There was no chain with which Pym might have hanged himself. They had taken away his penknife—he remembers missing it. Nothing but death would do, he felt. Never again could he walk the streets like a free man. He was a jail-bird, pasty and furtive, stale with the smell of the bucket—ruined, lost.
He lay down and wept. He could hear himself hiccuping and groaning like a worn-out gramophone—a gramophone with an unbalanced turn-table that squeaked and shuddered as it spun to a standstill … wobbling and grating … running down….
In the morning they took him upstairs to be charged. One of the policeman who had arrested him said:
“You
had a good time last night.”
“Lovely,” said Pym; “simply divine.” Bitterness gave place to shame and anguish. “What did I do?” he asked, looking at the stone floor.

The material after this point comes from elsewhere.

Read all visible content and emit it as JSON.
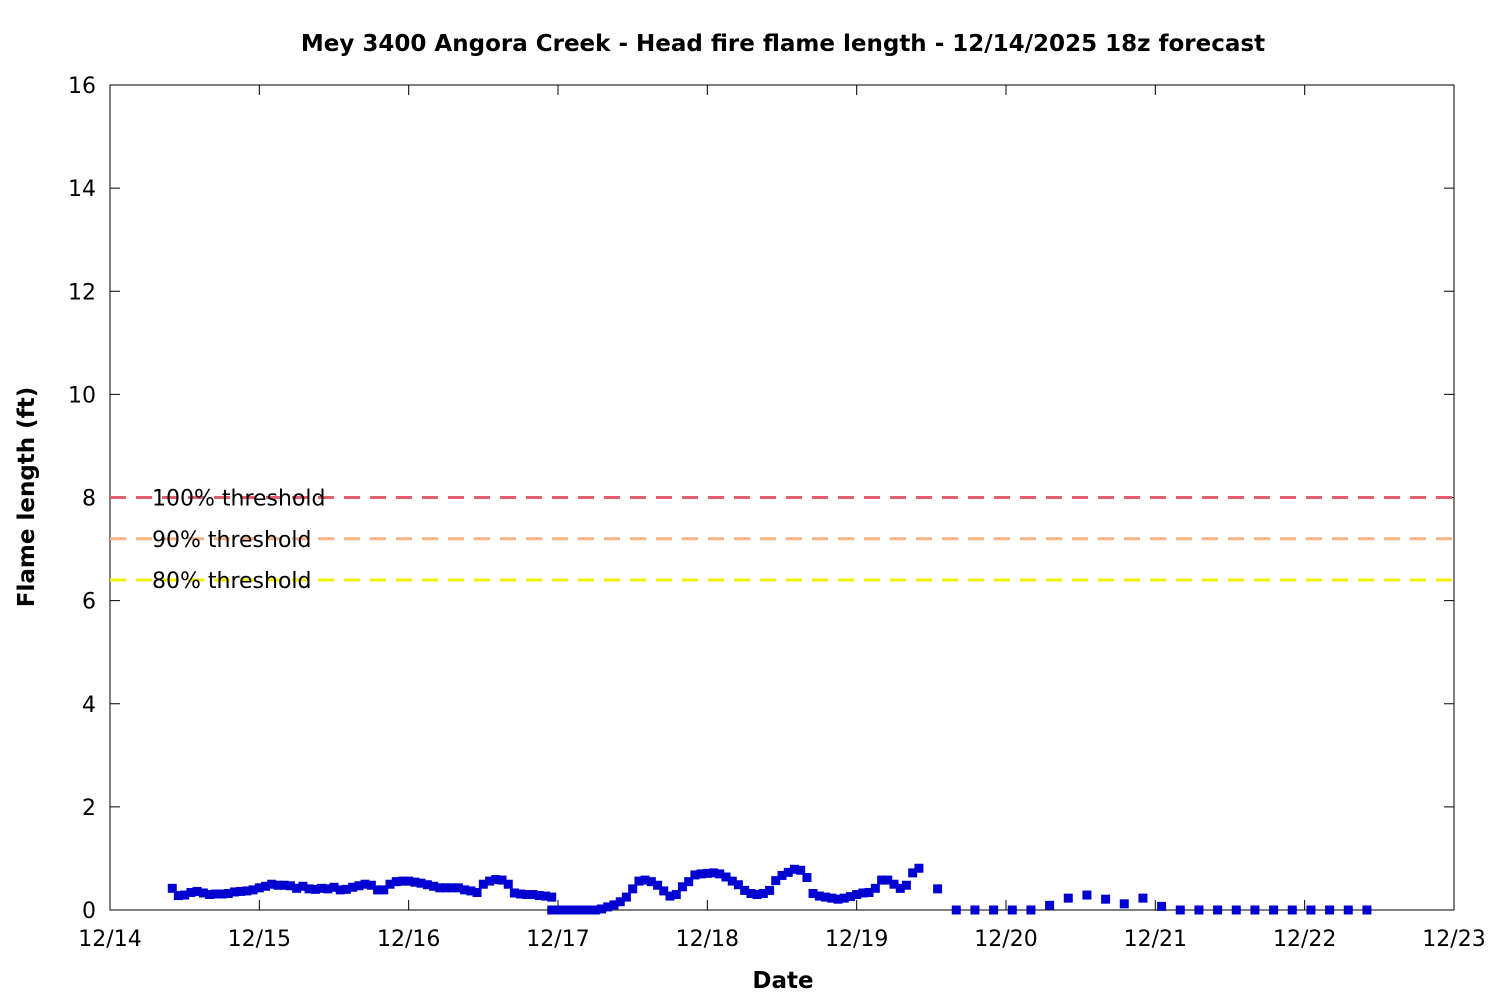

“You tried to kiss me,” said the policeman. “Kept counting my buttons and saying, ‘Eeny-meeny-miney-mo’, and you couldn’t stand up. Nothing much, really. Don’t take it to heart,” he added, touched by the horror on Pym’s face. “I arrested a Lord not so long ago and he thought he was a dog and was on all-fours by the lamp-post outside the florist’s shop trying to unbutton his fly. When we picked him up he went ‘Woof! Woof!’ and bit me. If I hadn’t picked him up in time he’d ’ave got it for ‘indecent exposure’——”

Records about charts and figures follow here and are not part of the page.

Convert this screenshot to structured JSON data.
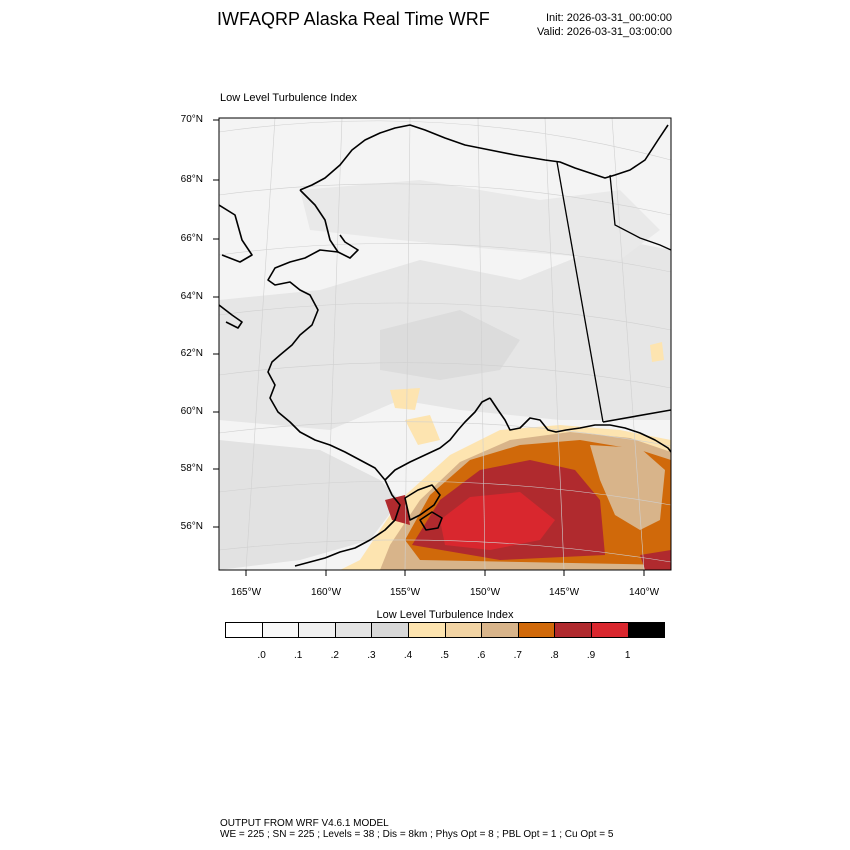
{
  "header": {
    "title": "IWFAQRP Alaska Real Time WRF",
    "init": "Init: 2026-03-31_00:00:00",
    "valid": "Valid: 2026-03-31_03:00:00"
  },
  "map": {
    "title": "Low Level Turbulence Index",
    "lat_labels": [
      "70°N",
      "68°N",
      "66°N",
      "64°N",
      "62°N",
      "60°N",
      "58°N",
      "56°N"
    ],
    "lon_labels": [
      "165°W",
      "160°W",
      "155°W",
      "150°W",
      "145°W",
      "140°W"
    ],
    "max_region": "Gulf of Alaska, peak values 0.9–1.0"
  },
  "colorbar": {
    "title": "Low Level Turbulence Index",
    "colors": [
      "#ffffff",
      "#f8f8f8",
      "#f0f0f0",
      "#e4e4e4",
      "#d8d8d8",
      "#fde4b0",
      "#f2d4a4",
      "#d8b48a",
      "#d0690a",
      "#b02a2e",
      "#d9272e",
      "#000000"
    ],
    "labels": [
      ".0",
      ".1",
      ".2",
      ".3",
      ".4",
      ".5",
      ".6",
      ".7",
      ".8",
      ".9",
      "1"
    ]
  },
  "footer": {
    "line1": "OUTPUT FROM WRF V4.6.1 MODEL",
    "line2": "WE = 225 ; SN = 225 ; Levels = 38 ; Dis = 8km ; Phys Opt = 8 ; PBL Opt = 1 ; Cu Opt = 5"
  }
}
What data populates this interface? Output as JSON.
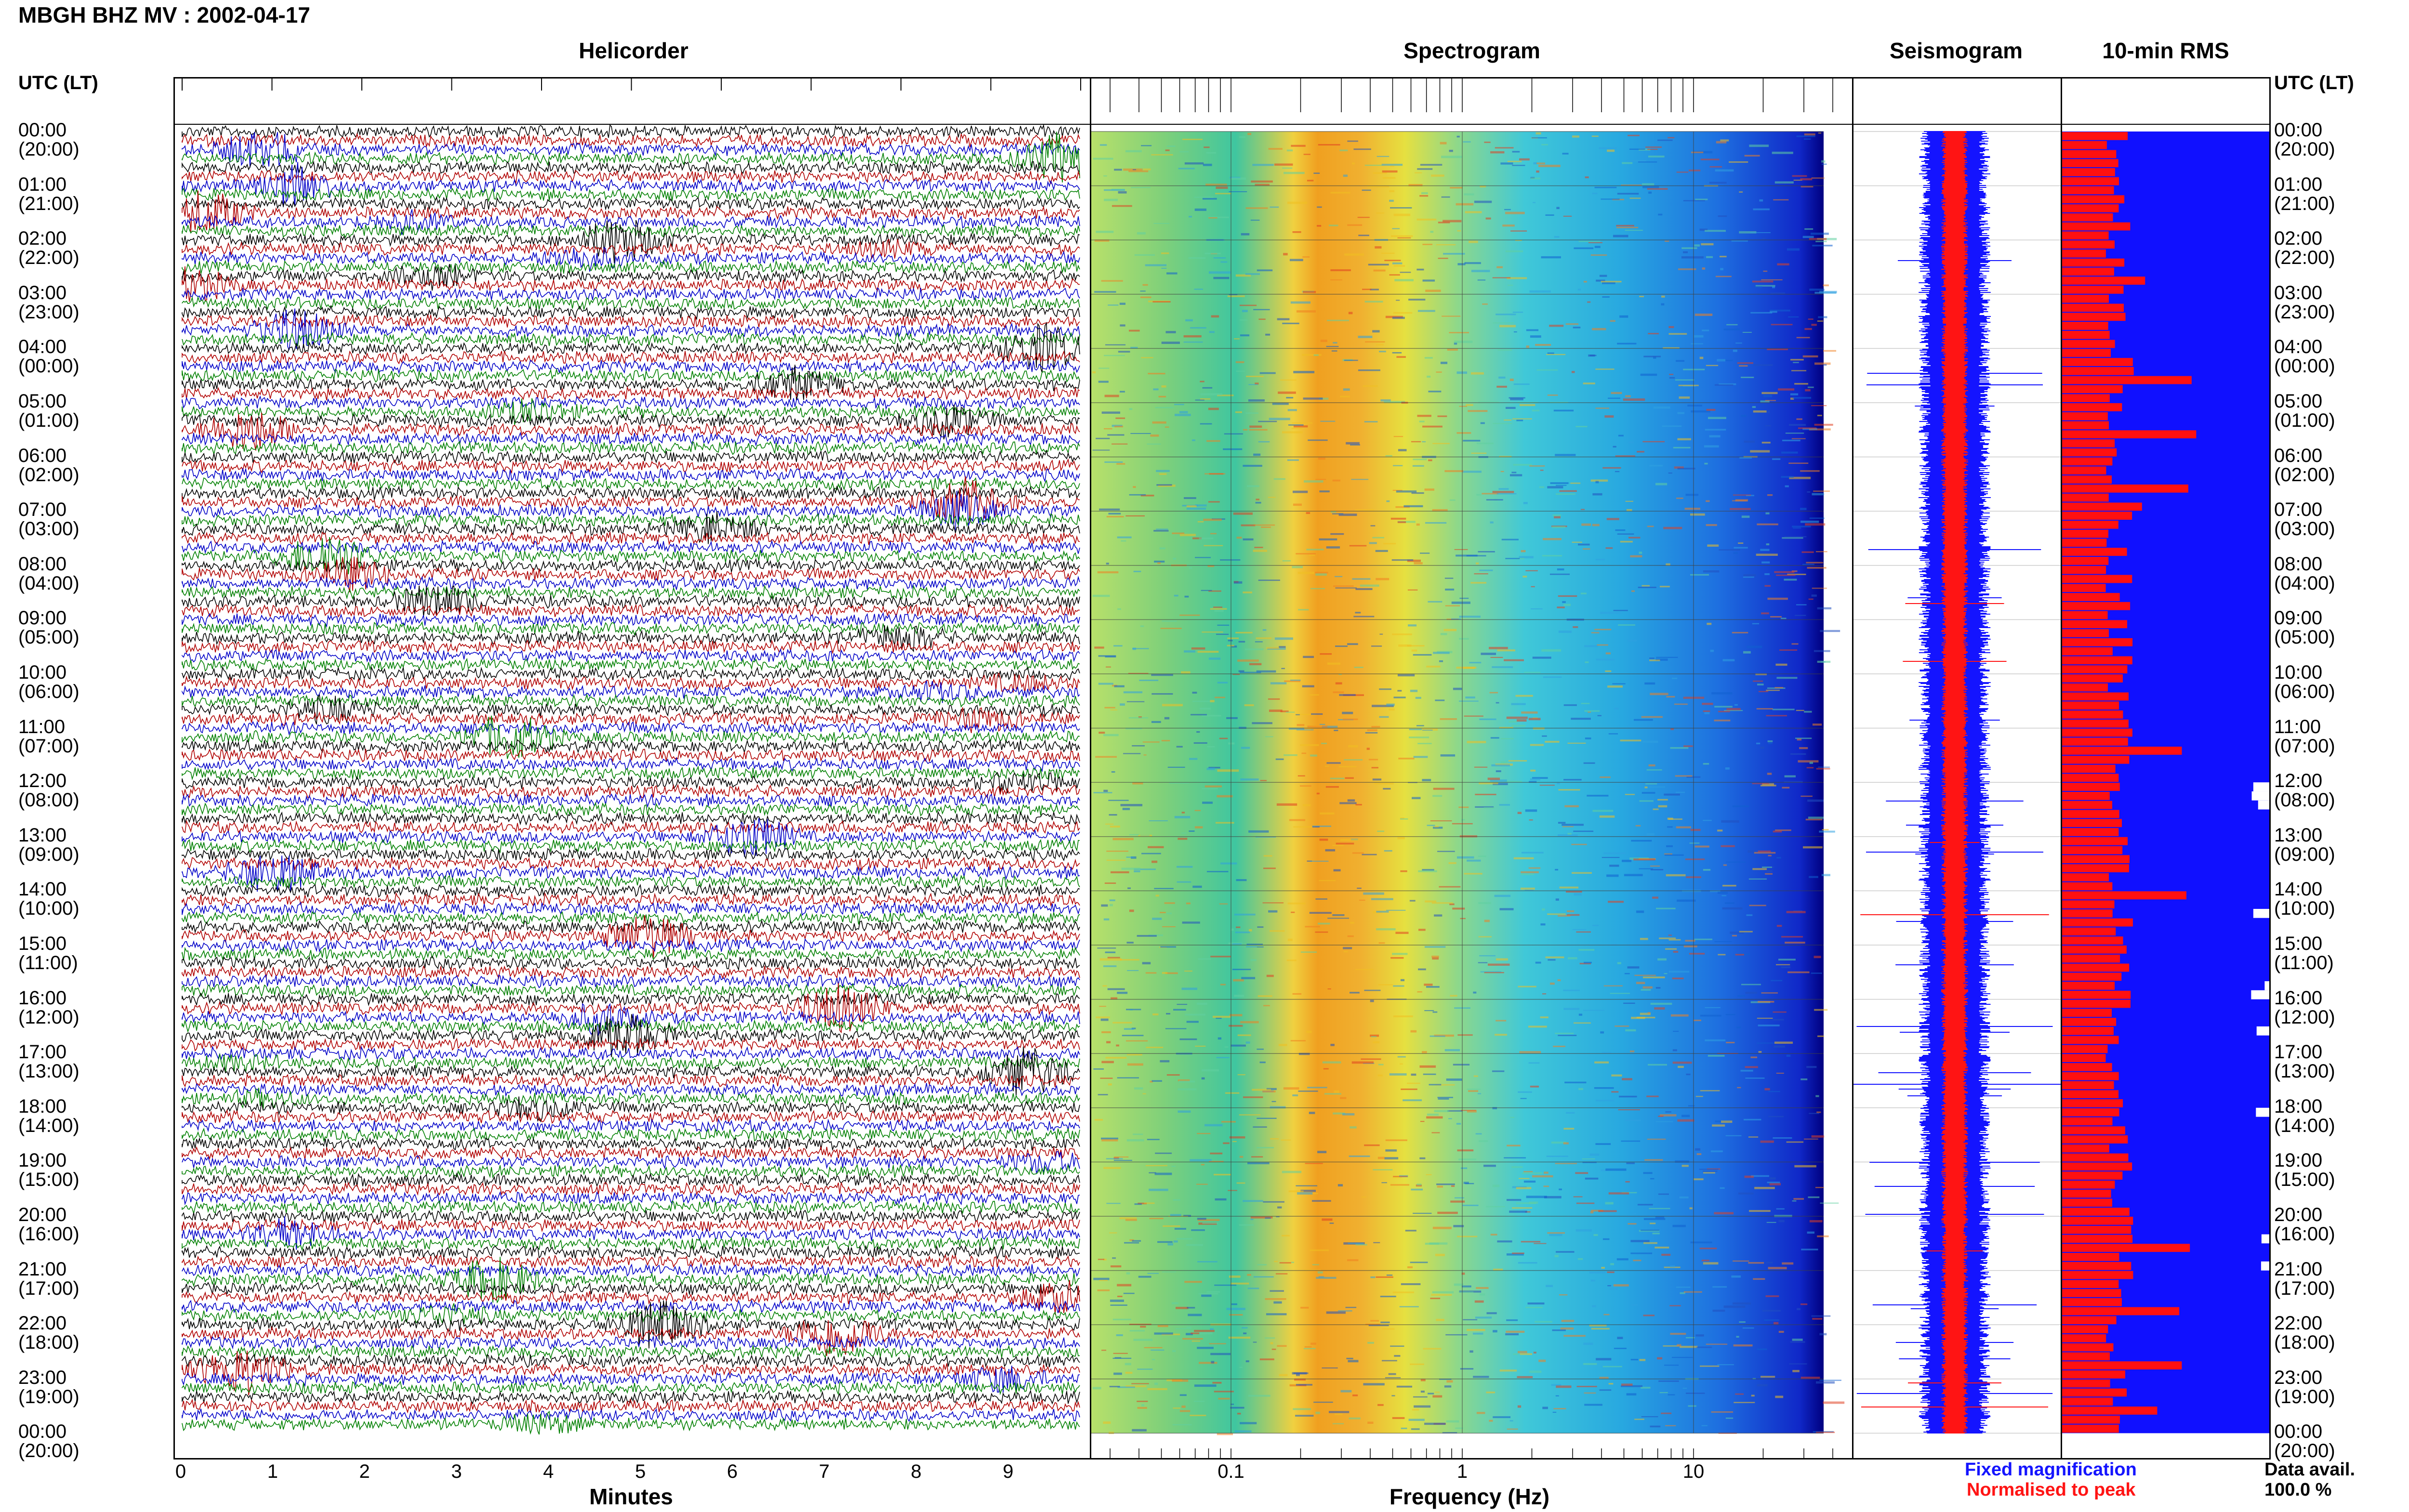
{
  "header": {
    "title": "MBGH BHZ MV : 2002-04-17"
  },
  "panels": {
    "helicorder": "Helicorder",
    "spectrogram": "Spectrogram",
    "seismogram": "Seismogram",
    "rms": "10-min RMS"
  },
  "time_axis": {
    "header_left": "UTC (LT)",
    "header_right": "UTC (LT)",
    "labels": [
      "00:00 (20:00)",
      "01:00 (21:00)",
      "02:00 (22:00)",
      "03:00 (23:00)",
      "04:00 (00:00)",
      "05:00 (01:00)",
      "06:00 (02:00)",
      "07:00 (03:00)",
      "08:00 (04:00)",
      "09:00 (05:00)",
      "10:00 (06:00)",
      "11:00 (07:00)",
      "12:00 (08:00)",
      "13:00 (09:00)",
      "14:00 (10:00)",
      "15:00 (11:00)",
      "16:00 (12:00)",
      "17:00 (13:00)",
      "18:00 (14:00)",
      "19:00 (15:00)",
      "20:00 (16:00)",
      "21:00 (17:00)",
      "22:00 (18:00)",
      "23:00 (19:00)",
      "00:00 (20:00)"
    ]
  },
  "helicorder_axis": {
    "ticks": [
      "0",
      "1",
      "2",
      "3",
      "4",
      "5",
      "6",
      "7",
      "8",
      "9"
    ],
    "xlabel": "Minutes"
  },
  "spectrogram_axis": {
    "ticks": [
      "0.1",
      "1",
      "10"
    ],
    "xlabel": "Frequency (Hz)"
  },
  "seismogram_legend": {
    "fixed": "Fixed magnification",
    "normalised": "Normalised to peak",
    "fixed_color": "#1414ff",
    "normalised_color": "#ff1414"
  },
  "data_availability": {
    "label": "Data avail.",
    "value": "100.0 %"
  },
  "colors": {
    "helicorder_traces": [
      "#000000",
      "#b00000",
      "#0000c8",
      "#008000"
    ],
    "rms_bar": "#ff1010",
    "rms_bg": "#1010ff"
  }
}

“I’ll admit anything,” said Pym; “—anything you like—I was drunk. I hadn’t eaten—I wasn’t well. But don’t, for Christ’s sake,
please
don’t say I tried to kiss you!”
“Don’t you worry—that’ll be all right.”
“And cut out that ‘Eeny-meeny-miney-mo’, won’t you?”
“Your name’s Norval, isn’t it?”
“Good God, no! Pym—John Pym; that’s my name.”

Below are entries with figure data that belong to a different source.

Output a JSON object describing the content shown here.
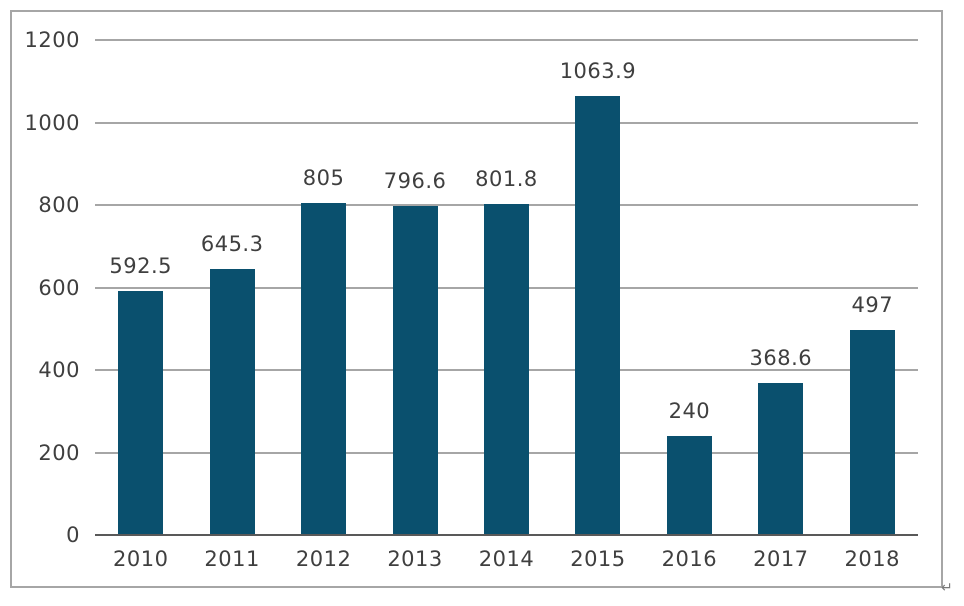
{
  "chart_data": {
    "type": "bar",
    "title": "",
    "xlabel": "",
    "ylabel": "",
    "categories": [
      "2010",
      "2011",
      "2012",
      "2013",
      "2014",
      "2015",
      "2016",
      "2017",
      "2018"
    ],
    "values": [
      592.5,
      645.3,
      805,
      796.6,
      801.8,
      1063.9,
      240,
      368.6,
      497
    ],
    "value_labels": [
      "592.5",
      "645.3",
      "805",
      "796.6",
      "801.8",
      "1063.9",
      "240",
      "368.6",
      "497"
    ],
    "ylim": [
      0,
      1200
    ],
    "yticks": [
      0,
      200,
      400,
      600,
      800,
      1000,
      1200
    ],
    "grid": true,
    "legend": "none",
    "colors": {
      "bar": "#0a506e",
      "gridline": "#a6a6a6",
      "axis_line": "#595959",
      "frame_border": "#a6a6a6",
      "text": "#3f3f3f",
      "background": "#ffffff"
    }
  },
  "decorations": {
    "return_mark": "↵"
  }
}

“You said Norval last night.”
“It’s out of a poem. My name is Pym, I swear! Oh, God! God!”
“I can see this is your first,” said the policeman, nodding like a midwife. “You wait in there and don’t worry. They’ll fine you a few shillings, that’s all.”
“I don’t know how to thank you.”
“That’s all right. Just don’t worry: it’ll all be over in a few minutes. Now you go and wait in there.”
Pym pressed the fright out of his face. His mouth became a crack; his eyes became narrow, hard and glittering. Now he was a rock—a Gibraltar only a little the worse for wear. In the big, cool, dull-green waiting-room fifteen or twenty other prisoners were assembled.